Advances in Psychiatric Treatment (2007) 13: 68-69. doi: 10.1192/apt.bp.106.002634
© 2007 The Royal College of Psychiatrists
Choice: wake up and smell the coffee!
INVITED COMMENTARY ON... CHOICE IN MENTAL HEALTH
Frank Holloway
Frank Holloway is a consultant psychiatrist and Clinical Director to the Croydon Integrated Adult Mental Health Services (Bethlem Royal Hospital, Monks Orchard Road, Beckenham, Kent BR3 3BX. Email: f.holloway{at}iop.kcl.ac.uk), and Chair of the Royal College of Psychiatrists Faculty of Rehabilitation and Social Psychiatry. His interests include mental health services research, mental health policy and ethical aspects of psychiatric practice.

Abstract
The choice agenda reflects a key element of the
modernisation of public services. There are many conceptual
and practical difficulties with the implementation of choice
within mental health services, but these are not in any way
unique to this client group. Professionals will have to adapt
to the new world that will encompass a plurality of paradigms
of care and service providers.
Few people working within the public services in the UK can
be unaware of the choice agenda that dominates
contemporary government policy for healthcare, social care and
education. As
Valsraj & Gardner (2007, this issue) state,
the aim is to create a patient-led NHS. This is
to involve a paradigm shift that professionals no longer do
to but work with patients (also known in
mental health services as clients, users and survivors) and
their carers.
As Valsraj & Gardner rather neatly put it, the mechanisms that have been put into place in the acute health sector to enhance patient choice rest on the twin pillars of competition and plurality of provision. Thus local health economies are required, under choose and book (Department of Health, 2004), to ensure that at the point of referral for elective care general practitioners offer the patient a range of providers; there have been specific financial incentives for the development of private-sector healthcare provision contracted to undertake NHS work; and, under payment by results,
money for service provision follows the patient. Direct payments and personalised budgets are supposed to produce analogous choice-enhancing changes in the social care system.
Payment by results is yet to be extended into mental healthcare, partly because of the extreme technical difficulty of developing appropriate tariffs that can remunerate providers for the work they actually do. A hip replacement is a hip replacement; the inputs required to undertake the procedure successfully and the care pathway can be generally agreed. The limited number of factors that might influence outcome and costs are relatively easily modelled. Contrast this with the package of care to be offered to someone with schizophrenia, which will or should be highly variable, depending on patient and carer need (and will fluctuate over time).
The jury is out about the success of these choice-based reforms, although one cannot help but notice that their introduction occurred just before a significant loss of public confidence in the NHS and an unprecedented financial crisis that is affecting mental health trusts, even when they have been historically in financial balance. Paradoxically, investment in healthcare is at an all-time high and, despite public concerns, objective measures of performance show evidence of improvement.

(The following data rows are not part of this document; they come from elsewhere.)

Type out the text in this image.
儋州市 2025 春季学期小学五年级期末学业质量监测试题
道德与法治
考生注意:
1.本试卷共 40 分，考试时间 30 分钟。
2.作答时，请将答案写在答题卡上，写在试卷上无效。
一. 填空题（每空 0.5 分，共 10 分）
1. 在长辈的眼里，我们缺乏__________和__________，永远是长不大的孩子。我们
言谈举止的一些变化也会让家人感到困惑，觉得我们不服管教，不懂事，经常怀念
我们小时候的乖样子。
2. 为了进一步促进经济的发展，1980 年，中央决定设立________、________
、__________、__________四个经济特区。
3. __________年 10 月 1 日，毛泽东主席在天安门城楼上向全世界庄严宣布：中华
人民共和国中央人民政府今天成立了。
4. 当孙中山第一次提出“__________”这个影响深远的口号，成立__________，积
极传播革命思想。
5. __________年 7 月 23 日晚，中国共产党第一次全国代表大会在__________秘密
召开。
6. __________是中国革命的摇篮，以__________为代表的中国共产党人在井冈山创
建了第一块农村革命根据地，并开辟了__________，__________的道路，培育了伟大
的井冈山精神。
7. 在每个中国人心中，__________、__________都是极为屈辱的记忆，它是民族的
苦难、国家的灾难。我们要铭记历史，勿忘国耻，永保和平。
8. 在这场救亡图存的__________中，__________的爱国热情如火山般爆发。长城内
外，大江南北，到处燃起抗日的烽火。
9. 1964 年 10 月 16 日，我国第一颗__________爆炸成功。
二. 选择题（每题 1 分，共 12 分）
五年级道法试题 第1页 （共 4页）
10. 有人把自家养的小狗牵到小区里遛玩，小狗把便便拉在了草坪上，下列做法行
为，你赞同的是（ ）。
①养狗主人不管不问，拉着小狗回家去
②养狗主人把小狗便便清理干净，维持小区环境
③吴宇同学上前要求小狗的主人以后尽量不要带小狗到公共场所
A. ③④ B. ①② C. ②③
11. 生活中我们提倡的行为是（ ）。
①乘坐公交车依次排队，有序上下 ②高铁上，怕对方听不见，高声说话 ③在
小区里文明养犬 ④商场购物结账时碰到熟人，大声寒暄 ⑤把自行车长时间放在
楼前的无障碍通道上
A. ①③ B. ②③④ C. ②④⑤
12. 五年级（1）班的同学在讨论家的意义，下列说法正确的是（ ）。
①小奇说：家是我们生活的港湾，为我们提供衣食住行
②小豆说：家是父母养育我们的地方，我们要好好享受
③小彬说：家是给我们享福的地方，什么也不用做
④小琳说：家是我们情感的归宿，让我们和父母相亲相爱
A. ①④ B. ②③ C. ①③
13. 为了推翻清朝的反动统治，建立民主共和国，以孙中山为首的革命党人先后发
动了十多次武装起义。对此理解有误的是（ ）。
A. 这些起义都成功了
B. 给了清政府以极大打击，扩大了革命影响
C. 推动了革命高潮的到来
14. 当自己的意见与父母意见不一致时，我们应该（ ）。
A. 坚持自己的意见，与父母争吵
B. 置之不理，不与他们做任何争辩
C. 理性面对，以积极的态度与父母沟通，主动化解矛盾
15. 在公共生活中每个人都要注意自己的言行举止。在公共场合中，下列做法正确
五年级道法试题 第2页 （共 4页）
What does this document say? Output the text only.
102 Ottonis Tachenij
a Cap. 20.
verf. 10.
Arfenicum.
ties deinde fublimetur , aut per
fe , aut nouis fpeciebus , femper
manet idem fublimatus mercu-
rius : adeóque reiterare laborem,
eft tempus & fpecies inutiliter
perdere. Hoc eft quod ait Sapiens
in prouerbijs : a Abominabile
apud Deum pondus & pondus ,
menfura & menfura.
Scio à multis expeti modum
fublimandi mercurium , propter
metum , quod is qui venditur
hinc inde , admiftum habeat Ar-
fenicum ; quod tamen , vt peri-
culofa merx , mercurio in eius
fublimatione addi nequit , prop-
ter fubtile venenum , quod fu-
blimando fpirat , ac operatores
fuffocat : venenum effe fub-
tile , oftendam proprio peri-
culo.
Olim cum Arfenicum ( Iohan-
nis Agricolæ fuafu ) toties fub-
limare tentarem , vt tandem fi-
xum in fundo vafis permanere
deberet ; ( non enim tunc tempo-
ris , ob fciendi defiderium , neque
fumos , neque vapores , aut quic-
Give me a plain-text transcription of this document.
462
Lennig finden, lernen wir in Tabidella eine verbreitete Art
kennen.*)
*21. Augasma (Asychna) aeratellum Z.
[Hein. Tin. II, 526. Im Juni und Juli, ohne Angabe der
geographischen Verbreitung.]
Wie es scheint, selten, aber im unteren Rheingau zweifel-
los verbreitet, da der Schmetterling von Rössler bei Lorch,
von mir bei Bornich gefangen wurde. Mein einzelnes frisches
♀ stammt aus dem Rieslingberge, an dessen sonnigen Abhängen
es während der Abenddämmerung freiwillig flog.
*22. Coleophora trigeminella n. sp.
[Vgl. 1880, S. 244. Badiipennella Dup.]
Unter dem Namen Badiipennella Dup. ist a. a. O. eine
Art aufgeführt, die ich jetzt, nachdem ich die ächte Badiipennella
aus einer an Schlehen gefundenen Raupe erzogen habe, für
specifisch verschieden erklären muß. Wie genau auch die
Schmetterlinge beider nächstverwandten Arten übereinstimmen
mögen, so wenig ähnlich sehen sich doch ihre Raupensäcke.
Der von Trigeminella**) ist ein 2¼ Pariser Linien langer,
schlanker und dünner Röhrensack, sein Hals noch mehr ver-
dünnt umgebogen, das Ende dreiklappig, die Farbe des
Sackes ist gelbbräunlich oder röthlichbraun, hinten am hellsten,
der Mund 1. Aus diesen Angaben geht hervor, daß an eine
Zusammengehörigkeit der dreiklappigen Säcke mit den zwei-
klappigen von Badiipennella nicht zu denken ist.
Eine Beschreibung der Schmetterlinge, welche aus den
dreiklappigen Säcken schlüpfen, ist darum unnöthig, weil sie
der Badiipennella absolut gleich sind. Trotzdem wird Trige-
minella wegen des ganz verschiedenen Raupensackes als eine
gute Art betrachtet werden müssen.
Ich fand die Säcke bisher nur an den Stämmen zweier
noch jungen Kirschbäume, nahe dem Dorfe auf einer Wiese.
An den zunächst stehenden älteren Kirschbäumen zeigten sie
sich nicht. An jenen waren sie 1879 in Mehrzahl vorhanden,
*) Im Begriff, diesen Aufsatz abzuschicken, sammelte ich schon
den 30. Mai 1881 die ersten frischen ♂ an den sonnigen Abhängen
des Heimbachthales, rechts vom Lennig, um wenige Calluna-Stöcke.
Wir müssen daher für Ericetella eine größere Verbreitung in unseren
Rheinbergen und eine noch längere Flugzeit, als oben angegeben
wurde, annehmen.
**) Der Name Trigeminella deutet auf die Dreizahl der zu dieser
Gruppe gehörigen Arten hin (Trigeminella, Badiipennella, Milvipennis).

Is mental healthcare different?
Valsraj & Gardner argue that choice in mental healthcare
should be seen and understood as in some way different from
choice in other spheres of public service. They describe mental
health services as complex and highly individualised.
This complexity is not, however, unique. Meeting the health
and social care needs of a person disabled by rheumatoid arthritis,
suffering from a rare tumour or with severe Parkinsons
disease is quite complex and requires an individualised approach
to the treatment and care plan. Most of the money spent in health
and social care goes on the support of elderly people, who tend
not to have problems that are neatly compartmentalised.
In fact the ethical basis underlying mental healthcare is no different from that underlying physical healthcare. To take an example, consent to mental health treatment is defined in the code of practice to the Mental Health Act 1983 (Department of Health, 1999: 15.13) as:
The voluntary and continuing permission of the patient to receive a particular treatment, based on an adequate knowledge of the purpose, nature, likely effects and risks of that treatment including the likelihood of its success and any alternatives to it.
Note the word alternatives. This definition is based on the key ethical principle that all health and social care providers should be seeking to maximise the autonomy of their patients.
Mental health professionals have therefore long been required to offer patients (service users, survivors) choices and this requirement has been further underlined in the guidelines published by the National Institute for Health and Clinical Excellence (NICE) (see, for example, the schizophrenia guidelines; NICE, 2002). What is unique in mental healthcare, of course, is the routine use of compulsory treatment and other coercive practices. Given the current risk agenda, coercion is set to increase, as we see in the introduction of supervised community treatment (Department of Health, 2006): psychiatric patients are to be encouraged to exercise choice, but with firm limits if they are deemed to present risks.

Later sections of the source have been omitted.